There is a problem with this, and it's more prevalent in Cyber Sleuth than Hacker's Memory. For plot reasons, the majority of dangerous bosses are of the Virus type. This means that Data types suffer a huge disadvantage throughout the game when compared to the other two types. It's disappointing that one-third of the cast feels unreasonably at a disadvantage.


With that said, the games are fairly easy. On anything below the hard difficulty level, you'll probably breeze through 90% of the fights regardless of your team composition. You should be fine if you create a team of hard-hitting Vaccine types. The hard difficulty level adds some nice challenge and also adds some extra grind, but you can reduce that with careful development of specific Digimon.

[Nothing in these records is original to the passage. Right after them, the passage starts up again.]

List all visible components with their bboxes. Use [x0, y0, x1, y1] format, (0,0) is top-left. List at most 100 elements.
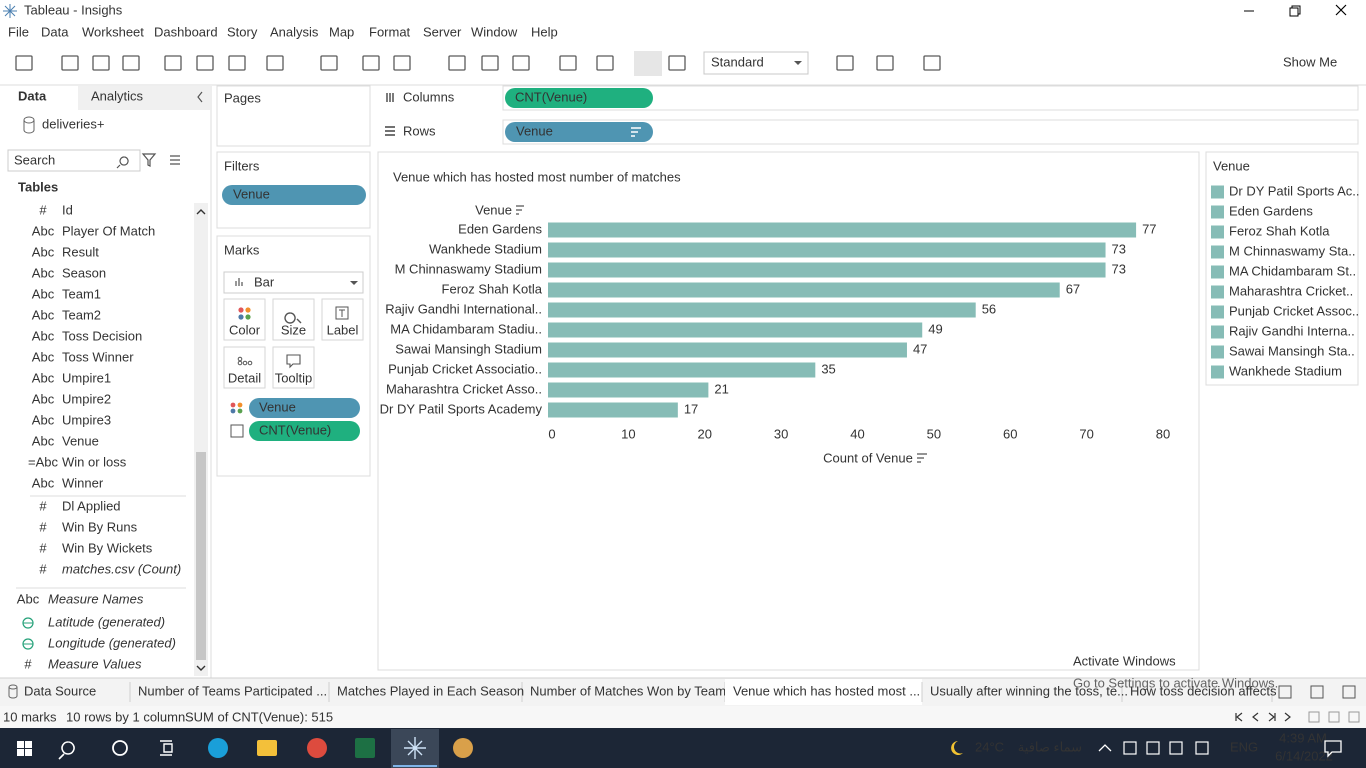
- scrollbar-thumb[interactable]: [196, 452, 206, 660]
- view-toggle[interactable]: [1328, 711, 1340, 723]
- sheet-tab[interactable]: Number of Matches Won by Team: [530, 683, 726, 698]
- toolbar-icon[interactable]: [512, 55, 530, 71]
- show-me-button[interactable]: Show Me: [1283, 54, 1337, 69]
- paint-app[interactable]: [453, 738, 473, 758]
- active-sheet-tab[interactable]: Venue which has hosted most ...: [733, 683, 920, 698]
- mark-pill[interactable]: [249, 421, 360, 441]
- bar[interactable]: [548, 342, 907, 358]
- tray-icon[interactable]: [1146, 741, 1160, 755]
- mark-type-dropdown[interactable]: [223, 271, 364, 294]
- scroll-up[interactable]: [196, 209, 206, 215]
- tray-icon[interactable]: [1169, 741, 1183, 755]
- legend-item[interactable]: MA Chidambaram St..: [1229, 263, 1356, 278]
- view-toggle[interactable]: [1308, 711, 1320, 723]
- bar[interactable]: [548, 282, 1060, 298]
- start-icon[interactable]: [17, 741, 24, 748]
- field-name[interactable]: Venue: [62, 433, 99, 448]
- bar[interactable]: [548, 222, 1137, 238]
- legend-item[interactable]: Eden Gardens: [1229, 203, 1313, 218]
- nav-button[interactable]: [1268, 712, 1276, 722]
- sheet-tab[interactable]: Matches Played in Each Season: [337, 683, 524, 698]
- toolbar-icon[interactable]: [393, 55, 411, 71]
- bar[interactable]: [548, 322, 923, 338]
- field-name[interactable]: matches.csv (Count): [62, 561, 181, 576]
- field-name[interactable]: Measure Values: [48, 656, 142, 671]
- toolbar-icon[interactable]: [448, 55, 466, 71]
- tray-icon[interactable]: [1195, 741, 1209, 755]
- field-name[interactable]: Umpire2: [62, 391, 111, 406]
- menu-item[interactable]: File: [8, 24, 29, 39]
- mark-button[interactable]: [272, 346, 315, 389]
- sheet-tab[interactable]: How toss decision affects: [1130, 683, 1277, 698]
- legend-item[interactable]: Dr DY Patil Sports Ac..: [1229, 183, 1360, 198]
- datasource-name[interactable]: deliveries+: [42, 116, 105, 131]
- field-name[interactable]: Season: [62, 265, 106, 280]
- legend-swatch[interactable]: [1211, 325, 1224, 339]
- data-tab[interactable]: Data: [18, 88, 47, 103]
- toolbar-icon[interactable]: [164, 55, 182, 71]
- chrome-app[interactable]: [307, 738, 327, 758]
- toolbar-icon[interactable]: [876, 55, 894, 71]
- menu-item[interactable]: Map: [329, 24, 354, 39]
- toolbar-icon[interactable]: [228, 55, 246, 71]
- mark-button[interactable]: [223, 346, 266, 389]
- menu-item[interactable]: Window: [471, 24, 518, 39]
- toolbar-icon[interactable]: [668, 55, 686, 71]
- legend-swatch[interactable]: [1211, 365, 1224, 379]
- columns-pill[interactable]: [505, 88, 653, 108]
- menu-item[interactable]: Format: [369, 24, 411, 39]
- toolbar-icon[interactable]: [481, 55, 499, 71]
- legend-swatch[interactable]: [1211, 185, 1224, 199]
- field-name[interactable]: Player Of Match: [62, 223, 155, 238]
- search-box[interactable]: [7, 149, 141, 172]
- close-button[interactable]: [1335, 4, 1347, 16]
- collapse-arrow[interactable]: [197, 91, 203, 103]
- active-tab[interactable]: [725, 679, 922, 705]
- legend-swatch[interactable]: [1211, 285, 1224, 299]
- tray-icon[interactable]: [1123, 741, 1137, 755]
- field-name[interactable]: Latitude (generated): [48, 614, 165, 629]
- bar[interactable]: [548, 262, 1106, 278]
- new-sheet-button[interactable]: [1310, 685, 1324, 699]
- filter-pill[interactable]: [222, 185, 366, 205]
- field-name[interactable]: Umpire1: [62, 370, 111, 385]
- field-name[interactable]: Toss Winner: [62, 349, 134, 364]
- mark-button[interactable]: [223, 298, 266, 341]
- field-name[interactable]: Team2: [62, 307, 101, 322]
- legend-swatch[interactable]: [1211, 305, 1224, 319]
- field-name[interactable]: Win or loss: [62, 454, 127, 469]
- legend-item[interactable]: Punjab Cricket Assoc..: [1229, 303, 1359, 318]
- nav-button[interactable]: [1252, 712, 1259, 722]
- edge-app[interactable]: [208, 738, 228, 758]
- toolbar-icon[interactable]: [320, 55, 338, 71]
- view-toggle[interactable]: [1348, 711, 1360, 723]
- language[interactable]: ENG: [1230, 739, 1258, 754]
- new-sheet-button[interactable]: [1342, 685, 1356, 699]
- sort-icon[interactable]: [917, 453, 927, 463]
- legend-swatch[interactable]: [1211, 245, 1224, 259]
- legend-swatch[interactable]: [1211, 225, 1224, 239]
- scroll-down[interactable]: [196, 665, 206, 671]
- clock-time[interactable]: 4:39 AM: [1279, 730, 1327, 745]
- sheet-tab[interactable]: Usually after winning the toss, te...: [930, 683, 1128, 698]
- toolbar-icon[interactable]: [92, 55, 110, 71]
- menu-item[interactable]: Help: [531, 24, 558, 39]
- field-name[interactable]: Toss Decision: [62, 328, 142, 343]
- search-button[interactable]: [58, 741, 75, 760]
- toolbar-icon[interactable]: [15, 55, 33, 71]
- bar[interactable]: [548, 302, 976, 318]
- legend-item[interactable]: Rajiv Gandhi Interna..: [1229, 323, 1355, 338]
- tray-chevron[interactable]: [1098, 744, 1112, 752]
- rows-pill[interactable]: [505, 122, 653, 142]
- start-icon[interactable]: [17, 749, 24, 756]
- field-name[interactable]: Win By Runs: [62, 519, 138, 534]
- notifications-button[interactable]: [1324, 740, 1342, 758]
- legend-swatch[interactable]: [1211, 345, 1224, 359]
- toolbar-icon[interactable]: [61, 55, 79, 71]
- field-name[interactable]: Result: [62, 244, 99, 259]
- toolbar-icon[interactable]: [362, 55, 380, 71]
- legend-swatch[interactable]: [1211, 265, 1224, 279]
- field-name[interactable]: Dl Applied: [62, 498, 121, 513]
- toolbar-icon[interactable]: [836, 55, 854, 71]
- legend-item[interactable]: Maharashtra Cricket..: [1229, 283, 1353, 298]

Both games have a good amount of additional content. There are puzzles, mysteries to solve, random side-quests aplenty, various ways to raise Digimon, and more. Hacker's Memory has more diverse side content than the original game, including team-based battles and a greater emphasis on hanging out with NPCs. Neither game is lacking in things to do, and if you do every side-quest that pops up, you'll probably spend hundreds of hours combined on both games.

The biggest selling point of Digimon: Cyber Sleuth Complete Edition is that it has two pretty fun JRPGs in a single package. Neither game breaks the mold in terms of JRPG formulas, but they're both solid games. Considering the $50 price tag, you'll be hard-pressed to get more bang for your buck if you're a JRPG fan. It's probably a lot more fun if you know Digimon, as there are a lot of references to the franchise that will be more exciting if you know the difference between the colorful characters.


Speaking of which, the game looks excellent. It was originally a title designed to run on the PlayStation Vita, so it isn't taxing on the system, but the simple colorful graphics mean that it has aged well and runs smoothly. The designs are faintly reminiscent of Shin Megami Tensei titles since the character designer worked on the Devil Survivor games. It gives the entire game an odd alt-universe Persona feeling. The soundtrack is also pretty solid and contains some memorable tunes that help set the mood.

Digimon Story: Cyber Sleuth Complete Edition is one of the best values that a JRPG fan can get on the Nintendo Switch. The games are fun if not particularly special, but they scratch the "got to catch 'em all" itch. They're marred by some issues, like inconsistent difficulty and a dodgy translation, but nothing ruins the experience. If you're a Digimon fan or just RPG faithful looking for something new to try, it's worth giving Cyber Sleuth a shot.